Southern Guangdong province and the city of Chongqing remain the biggest hotspots of Covid infections among other regions with more than 16,000 and 6,300 cases respectively, officials said. These account for almost half of the total cases China has witnessed in the last 24 hours.

Schools are now functioning online in Beijing, along with restaurants shutting down and employees told to work from home.

The municipality of Tianjin, near Beijing is now among the latest areas to order city-wide testing, after a similar announcement on Sunday by Shijiazhuang.

On Monday, Beijing authorities warned that the capital city is facing its most severe test of the pandemic as it ordered further tightening of the rules for those entering the city.

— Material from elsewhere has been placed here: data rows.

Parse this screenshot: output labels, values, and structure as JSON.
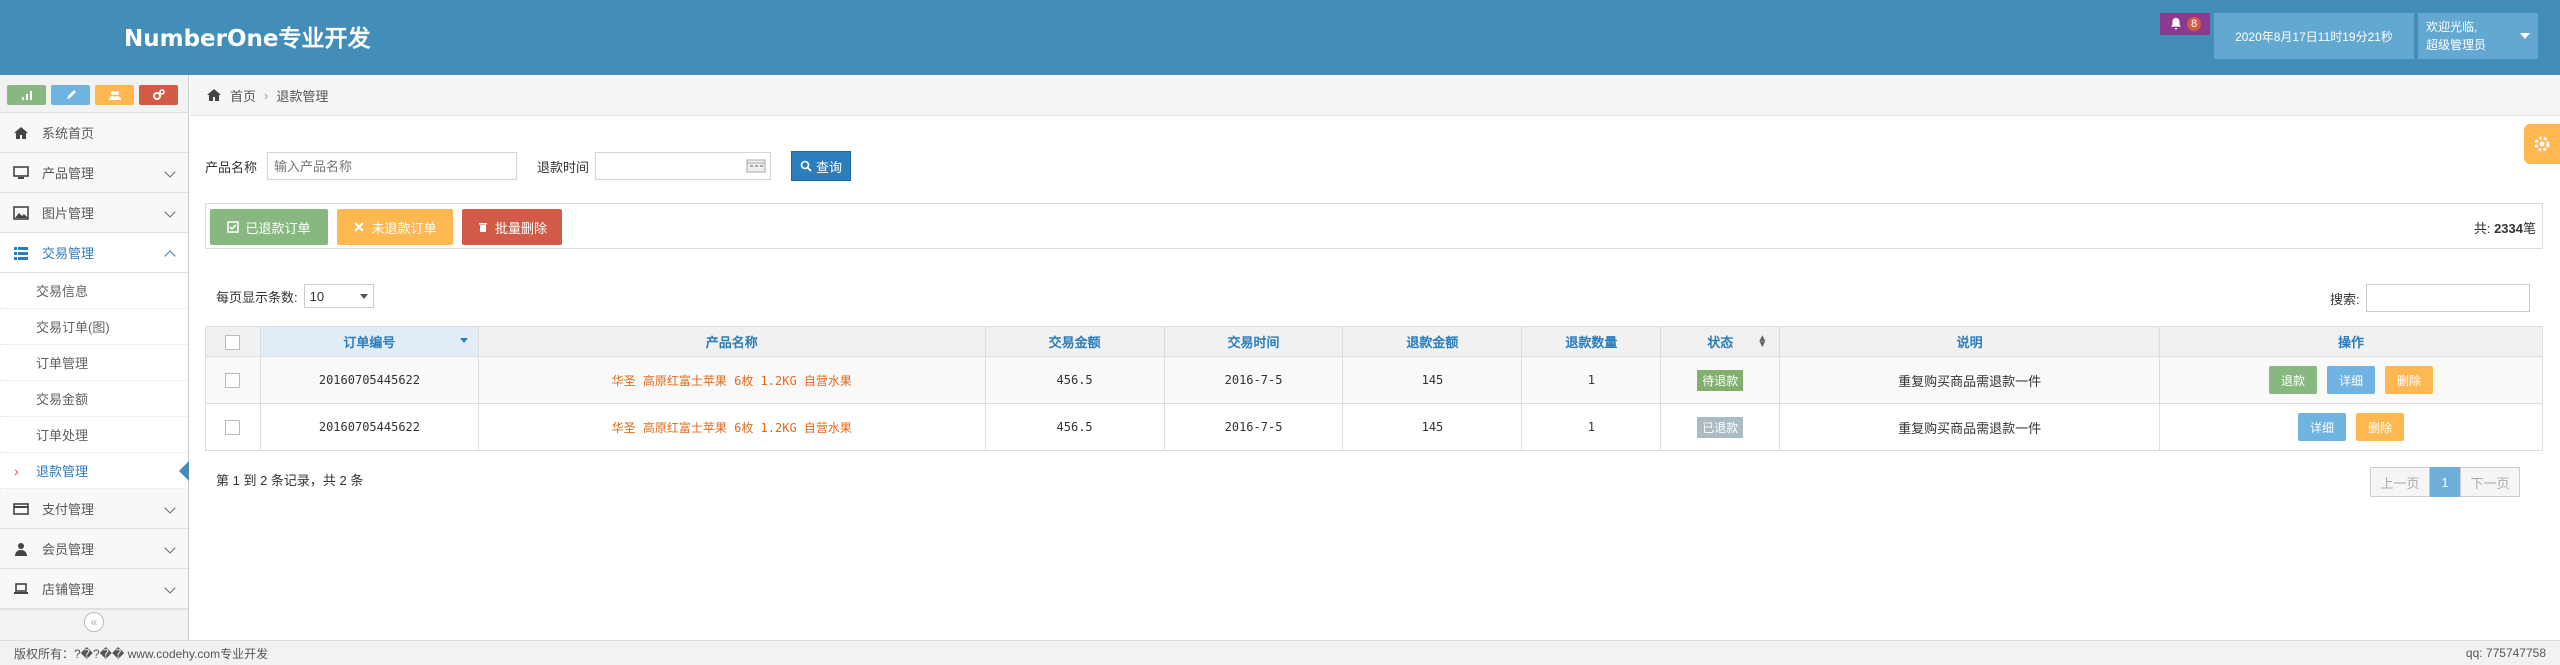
{
  "header": {
    "brand": "NumberOne专业开发",
    "notification_count": "8",
    "datetime": "2020年8月17日11时19分21秒",
    "welcome": "欢迎光临,",
    "role": "超级管理员"
  },
  "colors": {
    "header_bg": "#438eb9",
    "success": "#87b87f",
    "warning": "#ffb752",
    "danger": "#d15b47",
    "info": "#6fb3e0",
    "primary": "#2b7dbc",
    "pending": "#82af6f",
    "muted": "#abbac3"
  },
  "shortcuts": [
    "signal-icon",
    "pencil-icon",
    "users-icon",
    "cogs-icon"
  ],
  "sidebar": {
    "items": [
      {
        "label": "系统首页",
        "icon": "home-icon"
      },
      {
        "label": "产品管理",
        "icon": "desktop-icon"
      },
      {
        "label": "图片管理",
        "icon": "picture-icon"
      },
      {
        "label": "交易管理",
        "icon": "list-icon"
      }
    ],
    "sub_items": [
      "交易信息",
      "交易订单(图)",
      "订单管理",
      "交易金额",
      "订单处理",
      "退款管理"
    ],
    "bottom_items": [
      {
        "label": "支付管理",
        "icon": "credit-card-icon"
      },
      {
        "label": "会员管理",
        "icon": "user-icon"
      },
      {
        "label": "店铺管理",
        "icon": "laptop-icon"
      }
    ]
  },
  "breadcrumb": {
    "home": "首页",
    "current": "退款管理"
  },
  "search": {
    "name_label": "产品名称",
    "name_placeholder": "输入产品名称",
    "time_label": "退款时间",
    "query_button": "查询"
  },
  "actions": {
    "refunded": "已退款订单",
    "unrefunded": "未退款订单",
    "batch_delete": "批量删除",
    "total_prefix": "共:",
    "total_count": "2334",
    "total_suffix": "笔"
  },
  "table_controls": {
    "page_len_label": "每页显示条数:",
    "page_len_value": "10",
    "search_label": "搜索:"
  },
  "table": {
    "headers": [
      "订单编号",
      "产品名称",
      "交易金额",
      "交易时间",
      "退款金额",
      "退款数量",
      "状态",
      "说明",
      "操作"
    ],
    "rows": [
      {
        "order_no": "20160705445622",
        "product": "华圣 高原红富士苹果 6枚 1.2KG 自营水果",
        "amount": "456.5",
        "time": "2016-7-5",
        "refund_amount": "145",
        "refund_qty": "1",
        "status": "待退款",
        "note": "重复购买商品需退款一件",
        "ops": [
          "退款",
          "详细",
          "删除"
        ]
      },
      {
        "order_no": "20160705445622",
        "product": "华圣 高原红富士苹果 6枚 1.2KG 自营水果",
        "amount": "456.5",
        "time": "2016-7-5",
        "refund_amount": "145",
        "refund_qty": "1",
        "status": "已退款",
        "note": "重复购买商品需退款一件",
        "ops": [
          "详细",
          "删除"
        ]
      }
    ]
  },
  "pagination": {
    "info": "第 1 到 2 条记录，共 2 条",
    "prev": "上一页",
    "current": "1",
    "next": "下一页"
  },
  "footer": {
    "copyright": "版权所有：?�?�� www.codehy.com专业开发",
    "qq": "qq: 775747758"
  }
}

People wanting to visit Beijing from elsewhere in China will have to undergo three days of Covid testing before they can leave their accommodation.

Even though China watered down some of the restrictions earlier this month with visible protests from frustrated residents who are forced in lockdowns and have to take regular testing, the country ranks as the global outlier to follow harshest curbs.

Localities accounting for about 19.9% of China’s total gross domestic product were under some form of lockdown or curbs, a new in-house index by Nomura analysts showed on Tuesday.

This is a sharp rise from 15.6% seen last Monday and comes very close to the index’s measured peak from April this year when Shanghai was battered by the Covid outbreak.

Officials in Wuhan — where the contentious discovery of the virus was first made — urged its residents to only travel between home and work on Tuesday.

Top official behind China’s zero Covid policy, vice premier Sun Chunlan, visited Chongqing on Monday and asked authorities to adhere to the measures and bring the outbreak under control.